February 22, 2006|By HANAH CHO

Mona Lazard

Director of education

Sylvan Learning Center, Columbia

Salary --$30,000-$35,000, plus bonus

Age --33

Years on the job --4 1/2 years in the industry

How she started --Lazard, a certified teacher, taught middle school and high school English for two years in Louisiana before she moved to the Maryland-D.C. area in 2001. She started her career at Sylvan as director of education in the McLean, Va., center that same year and was promoted in 2002 to the larger center in Columbia.

Typical day --Lazard works five days a week, though her schedule varies to include a Saturday. Usually, she works from 11:30 a.m. to 7:30 p.m. Mondays and Wednesdays and from 9:30 a.m. to 5:30 p.m. Tuesdays and Thursdays. Depending on the workload, she works on either Friday or Saturday to finish her week.

Major challenge --Lazard's biggest task is working with the staff, making sure they're trained, scheduled properly and inspired. She also coordinates the daily student schedule and makes sure materials are prepared for student enrollment and progress conferences. "Beyond those two constants, a typical day is hard to define. I've been in this position for over four years, and I learn something new each day."

Tutoring students --Lazard works mostly with her staff and tutors, but she has opportunities to tutor students of all grades at the center. "Working with the kids is the best.
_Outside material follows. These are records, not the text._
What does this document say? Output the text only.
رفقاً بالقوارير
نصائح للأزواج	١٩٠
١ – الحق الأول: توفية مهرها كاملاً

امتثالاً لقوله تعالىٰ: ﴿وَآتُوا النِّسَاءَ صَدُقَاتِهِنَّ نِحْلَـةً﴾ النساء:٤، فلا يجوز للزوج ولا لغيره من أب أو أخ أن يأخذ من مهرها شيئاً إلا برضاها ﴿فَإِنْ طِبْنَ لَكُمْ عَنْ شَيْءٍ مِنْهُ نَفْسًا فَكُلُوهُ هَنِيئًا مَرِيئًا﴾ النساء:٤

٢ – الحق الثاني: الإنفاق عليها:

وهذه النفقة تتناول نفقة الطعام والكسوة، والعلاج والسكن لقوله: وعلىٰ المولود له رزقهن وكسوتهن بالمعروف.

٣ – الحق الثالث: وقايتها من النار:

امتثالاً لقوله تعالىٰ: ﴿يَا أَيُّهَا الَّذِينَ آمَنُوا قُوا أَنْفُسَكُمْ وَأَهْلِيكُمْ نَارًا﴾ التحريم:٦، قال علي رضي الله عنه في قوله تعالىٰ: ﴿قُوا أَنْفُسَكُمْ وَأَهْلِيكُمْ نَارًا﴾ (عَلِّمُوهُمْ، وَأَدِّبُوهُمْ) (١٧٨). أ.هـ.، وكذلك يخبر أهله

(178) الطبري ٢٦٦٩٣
I could always go out and teach for a few hours. They keep you on your toes. They're a riot. They're hilarious."

The good --"Helping families. When I was a classroom teacher, I felt as if I was helping just the child, but now, I'm changing the lives of entire families. There's nothing better than the look on a child's face when they feel as if they are successful at something."

The bad --"It's difficult for me when I have to work with parents who do not want to take an active part in their child's education."

Philosophy on the job --"I can't imagine a better opportunity to positively influence future generations."